Илюшка ходил как неприкаянный. Сестры мало его интересовали. Беременная мать была целиком занята хозяйством. Жизнь ей отмеряла больше тревог, чем радостей. Почувствовав себя полновластным хозяином, отец придирался по всякому поводу. Единственно, кто его не боялся — это тетушка Анна. Однажды, затаившись в сенях, Илюшка случайно подслушал такой разговор:

— Ты чего это, Иван, басурманничаешь? — спросила тетка.

Отец ответил не сразу, закашлялся. В открытую дверь густо шел табачный дым.

— Что это за слова, Анна? — спросил наконец отец.

— Тятя еще не остыл, а ты уж всю горницу и божницу табачищем прокоптил…

— Ну, ладно. Помолчи лучше…

— А чего я буду молчать? Был бы жив тятя… — тетушка заплакала. Илюху тоже душили слезы. — Еще ладан не выветрился, а ты куришь, сквернословишь да водку глушишь! Анюту измучил!

— Ты перестанешь или нет? — кричал отец.

— Не перестану, Туман у тебя в башке, вот что я скажу, брат.

— Какой еще туман?

— Вольготность почуял, разнуздался…

— Кто ты такая, чтобы меня учить?

— Сестра я тебе, Иван, родная.

— Раз сестра, так я должен от тебя всякое терпеть?

— Потерпишь, если ум есть. Только я одна и могу сказать… Другие-то не скажут, побоятся…

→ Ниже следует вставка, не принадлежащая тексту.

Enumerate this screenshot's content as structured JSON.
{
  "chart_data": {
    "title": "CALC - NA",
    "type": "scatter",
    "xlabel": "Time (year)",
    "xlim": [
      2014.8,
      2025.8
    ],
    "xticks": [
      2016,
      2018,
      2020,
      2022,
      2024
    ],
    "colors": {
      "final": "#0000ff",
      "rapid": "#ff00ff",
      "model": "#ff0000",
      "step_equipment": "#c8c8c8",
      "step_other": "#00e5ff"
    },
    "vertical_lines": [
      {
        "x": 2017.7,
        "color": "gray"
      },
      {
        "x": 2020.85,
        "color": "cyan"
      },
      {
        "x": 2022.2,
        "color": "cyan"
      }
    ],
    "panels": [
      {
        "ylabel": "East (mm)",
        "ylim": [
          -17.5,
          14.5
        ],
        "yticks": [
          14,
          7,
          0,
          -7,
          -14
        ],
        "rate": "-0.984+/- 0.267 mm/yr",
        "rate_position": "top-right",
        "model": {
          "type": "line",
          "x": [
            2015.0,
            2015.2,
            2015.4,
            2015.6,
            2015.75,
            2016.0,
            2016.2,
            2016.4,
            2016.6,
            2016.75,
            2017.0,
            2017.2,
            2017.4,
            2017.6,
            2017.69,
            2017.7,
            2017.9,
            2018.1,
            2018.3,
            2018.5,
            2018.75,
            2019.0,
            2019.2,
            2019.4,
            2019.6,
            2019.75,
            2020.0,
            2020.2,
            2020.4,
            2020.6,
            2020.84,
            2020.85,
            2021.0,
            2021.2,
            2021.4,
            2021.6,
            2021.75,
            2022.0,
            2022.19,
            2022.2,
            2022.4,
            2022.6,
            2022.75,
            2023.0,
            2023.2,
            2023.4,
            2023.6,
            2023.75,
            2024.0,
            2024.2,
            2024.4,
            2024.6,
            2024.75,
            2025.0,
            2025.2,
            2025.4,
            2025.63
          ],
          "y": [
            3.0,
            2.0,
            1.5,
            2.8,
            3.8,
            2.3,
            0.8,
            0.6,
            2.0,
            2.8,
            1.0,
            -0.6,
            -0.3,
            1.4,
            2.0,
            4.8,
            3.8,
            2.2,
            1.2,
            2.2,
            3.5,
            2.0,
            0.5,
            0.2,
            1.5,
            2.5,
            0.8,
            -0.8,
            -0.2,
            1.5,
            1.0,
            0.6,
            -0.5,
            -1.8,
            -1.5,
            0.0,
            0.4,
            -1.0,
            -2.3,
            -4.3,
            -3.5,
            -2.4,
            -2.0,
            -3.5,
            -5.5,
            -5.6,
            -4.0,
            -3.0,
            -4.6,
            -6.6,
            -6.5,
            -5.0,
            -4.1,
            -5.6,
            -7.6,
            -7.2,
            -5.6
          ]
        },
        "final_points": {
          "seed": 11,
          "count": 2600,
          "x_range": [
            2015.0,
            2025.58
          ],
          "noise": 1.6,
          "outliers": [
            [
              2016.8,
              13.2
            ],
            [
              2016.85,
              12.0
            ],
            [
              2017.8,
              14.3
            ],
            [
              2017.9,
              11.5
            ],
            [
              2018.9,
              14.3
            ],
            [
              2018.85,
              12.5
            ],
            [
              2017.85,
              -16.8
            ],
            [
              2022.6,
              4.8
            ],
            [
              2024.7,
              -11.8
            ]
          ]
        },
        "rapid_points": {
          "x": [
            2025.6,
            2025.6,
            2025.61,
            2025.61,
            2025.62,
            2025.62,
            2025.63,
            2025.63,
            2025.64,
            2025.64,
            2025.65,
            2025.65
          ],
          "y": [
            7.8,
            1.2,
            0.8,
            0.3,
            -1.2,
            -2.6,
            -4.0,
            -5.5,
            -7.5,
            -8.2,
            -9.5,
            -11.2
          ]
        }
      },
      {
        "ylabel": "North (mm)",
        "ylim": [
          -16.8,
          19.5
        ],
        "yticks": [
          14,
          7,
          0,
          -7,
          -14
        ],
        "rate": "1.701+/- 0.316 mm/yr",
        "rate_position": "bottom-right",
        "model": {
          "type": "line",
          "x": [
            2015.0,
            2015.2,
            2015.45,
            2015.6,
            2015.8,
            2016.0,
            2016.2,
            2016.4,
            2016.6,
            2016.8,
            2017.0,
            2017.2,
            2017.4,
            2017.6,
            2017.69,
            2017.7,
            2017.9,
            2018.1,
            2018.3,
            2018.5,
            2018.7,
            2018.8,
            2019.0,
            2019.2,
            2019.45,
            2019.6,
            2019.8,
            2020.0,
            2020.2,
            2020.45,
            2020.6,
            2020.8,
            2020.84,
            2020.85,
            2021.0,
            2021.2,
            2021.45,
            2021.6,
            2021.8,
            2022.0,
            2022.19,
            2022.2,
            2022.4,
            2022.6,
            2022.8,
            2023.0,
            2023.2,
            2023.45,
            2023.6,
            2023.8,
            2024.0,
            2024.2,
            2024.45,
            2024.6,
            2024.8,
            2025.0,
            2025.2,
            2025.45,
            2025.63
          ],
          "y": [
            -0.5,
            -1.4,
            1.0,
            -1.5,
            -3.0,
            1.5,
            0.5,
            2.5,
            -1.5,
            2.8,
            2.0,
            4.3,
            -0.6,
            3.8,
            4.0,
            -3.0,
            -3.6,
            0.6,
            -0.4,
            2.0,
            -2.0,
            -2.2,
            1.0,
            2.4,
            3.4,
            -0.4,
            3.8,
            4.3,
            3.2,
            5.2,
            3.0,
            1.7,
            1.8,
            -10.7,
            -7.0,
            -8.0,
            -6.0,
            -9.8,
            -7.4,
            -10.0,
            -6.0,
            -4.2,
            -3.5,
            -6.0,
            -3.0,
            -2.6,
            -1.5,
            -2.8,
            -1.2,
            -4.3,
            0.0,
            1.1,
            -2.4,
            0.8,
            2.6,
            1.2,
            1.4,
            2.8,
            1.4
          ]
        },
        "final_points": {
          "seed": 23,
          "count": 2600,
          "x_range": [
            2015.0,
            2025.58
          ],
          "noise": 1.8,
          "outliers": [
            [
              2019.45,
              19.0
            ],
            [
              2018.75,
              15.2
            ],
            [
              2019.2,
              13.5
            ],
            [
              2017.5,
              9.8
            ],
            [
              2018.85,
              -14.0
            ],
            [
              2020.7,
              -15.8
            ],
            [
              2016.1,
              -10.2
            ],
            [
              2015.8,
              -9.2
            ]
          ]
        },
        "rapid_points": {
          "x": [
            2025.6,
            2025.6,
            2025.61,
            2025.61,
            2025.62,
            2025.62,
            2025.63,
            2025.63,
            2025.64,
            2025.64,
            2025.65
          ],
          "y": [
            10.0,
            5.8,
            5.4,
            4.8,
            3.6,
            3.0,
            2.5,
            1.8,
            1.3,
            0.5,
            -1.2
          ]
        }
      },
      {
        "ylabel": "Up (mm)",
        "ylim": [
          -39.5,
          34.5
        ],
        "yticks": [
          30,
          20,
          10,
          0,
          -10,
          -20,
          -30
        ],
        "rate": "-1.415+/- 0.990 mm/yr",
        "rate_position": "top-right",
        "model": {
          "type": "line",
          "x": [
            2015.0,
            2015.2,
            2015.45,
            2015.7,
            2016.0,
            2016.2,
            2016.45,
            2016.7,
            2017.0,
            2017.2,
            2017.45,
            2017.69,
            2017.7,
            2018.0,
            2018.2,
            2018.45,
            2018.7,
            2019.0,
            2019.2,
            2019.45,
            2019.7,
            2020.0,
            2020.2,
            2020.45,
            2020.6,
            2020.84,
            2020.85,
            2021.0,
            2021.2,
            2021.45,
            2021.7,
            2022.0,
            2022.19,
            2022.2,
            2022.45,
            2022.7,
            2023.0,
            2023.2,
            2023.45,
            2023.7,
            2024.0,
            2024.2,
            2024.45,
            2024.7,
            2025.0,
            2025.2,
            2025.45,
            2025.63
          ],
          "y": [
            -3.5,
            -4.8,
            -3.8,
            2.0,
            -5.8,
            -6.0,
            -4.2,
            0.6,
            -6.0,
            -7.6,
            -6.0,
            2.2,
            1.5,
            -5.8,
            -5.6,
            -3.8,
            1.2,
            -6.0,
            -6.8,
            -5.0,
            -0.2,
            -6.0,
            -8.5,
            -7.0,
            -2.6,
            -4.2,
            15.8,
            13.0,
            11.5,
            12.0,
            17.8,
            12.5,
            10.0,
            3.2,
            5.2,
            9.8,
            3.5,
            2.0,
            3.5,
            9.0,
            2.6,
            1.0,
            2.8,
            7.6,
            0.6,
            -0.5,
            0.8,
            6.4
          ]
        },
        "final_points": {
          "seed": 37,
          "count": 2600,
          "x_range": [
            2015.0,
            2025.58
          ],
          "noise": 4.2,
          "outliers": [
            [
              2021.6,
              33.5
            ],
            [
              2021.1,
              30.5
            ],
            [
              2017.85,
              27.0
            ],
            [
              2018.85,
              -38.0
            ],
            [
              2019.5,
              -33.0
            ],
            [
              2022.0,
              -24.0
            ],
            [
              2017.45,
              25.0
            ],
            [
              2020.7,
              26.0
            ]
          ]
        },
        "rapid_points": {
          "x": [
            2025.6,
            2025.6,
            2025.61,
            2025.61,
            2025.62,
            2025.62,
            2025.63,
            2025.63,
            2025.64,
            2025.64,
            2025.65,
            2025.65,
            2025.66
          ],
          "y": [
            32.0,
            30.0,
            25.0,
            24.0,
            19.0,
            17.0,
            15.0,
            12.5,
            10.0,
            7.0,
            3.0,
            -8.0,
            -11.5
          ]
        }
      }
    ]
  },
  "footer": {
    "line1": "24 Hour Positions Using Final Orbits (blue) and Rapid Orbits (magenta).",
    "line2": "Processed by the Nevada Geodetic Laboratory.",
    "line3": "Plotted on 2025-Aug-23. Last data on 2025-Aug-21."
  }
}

— Что, я зверь, по-твоему?

— Не зверь, а чуть против твоей шерсти, кулак поднимаешь или за плеть хватаешься.

— Анна! — в горнице упал стул. Илюшке было видно, как он отлетел к порогу.

— Не шуми. Не боюсь я тебя. Вот как соберемся всей родней, так еще не то тебе скажем.

— Завидуете, обделил вас тятенька!

— Грешишь, Иван. Ох, не будет тебе фарту!

Отец вдруг закричал истошно. В горнице что-то с треском разбилось. Илюшка испугался и забился под лестницу. Запахло керосином. Оказывается, отец разбил лампу.

Мимо прошла, колыхая юбками, высокая носастая тетка Пелагея Малахова — шабренка Никифоровых. Она не боится не только отца, но и самого атамана. Пелагея Васильевна вдова. У нее пять сыновей, три дочери. Все живут вместе. Старшие два сына уже женаты, имеют детей. Это очень трудолюбивая семья. Скота у них много. На дворе такая чистота, хоть овес молоти. Дед, бывало, увидит у нас во дворе конские катышки или коровью ошметку, начинает корить малаховским двором. Всем хозяйством и многочисленной семьей самовластно управляла тетка Пелагея, да еще как управляла!

Приход тетки Пелагеи очень обрадовал Илюшку. Она-то уж утихомирит отца.

— Все воюешь, Иван Никифорыч? — раздался бодрый, звучный голос Пелагеи. Отец не ответил. Видно, растерялся. Илюшка выбрался из-под лестницы и заглянул в горницу. При чужих-то не шибко страшно. Аннушка смела веником стеклянные осколки и высыпала в помойное ведро.

— Никак лампу разбили? — спросила Пелагея.

— Да вот задел ненароком, — не поднимая головы, ответил отец.

— Я к тебе, шабер, по делу.

— Милости прошу.

— Нет ли у тебя запасной оглобли?

— Найдется…

— На бахчи собралась. Стала Рыжка в оглоблю заводить, а он, окаянный, возьми да и наступи. Откололась у самой оси…

— Мерин грузный, что и говорить, — кивал отец.

— Могу и вот этого пострела взять, пусть с Петюшкой прокатится. Может, дынешки какие поспели…

От радости Илья перестал дышать…

— Отпустишь, что ли? — кивая на него, спросила тетка Анна. Илюшка не понимал тогда всех тонкостей этого преднамеренно-хитрого разговора. Отца просто отвлекали от вина, которым он заливал горе и в то же время праздновал свою самостоятельность.

— Да нет, Васильевна, спасибо. Не съездить ли нам самим? Как ты думаешь, Аннушка? — уже обращаясь к своей сестре, спросил отец.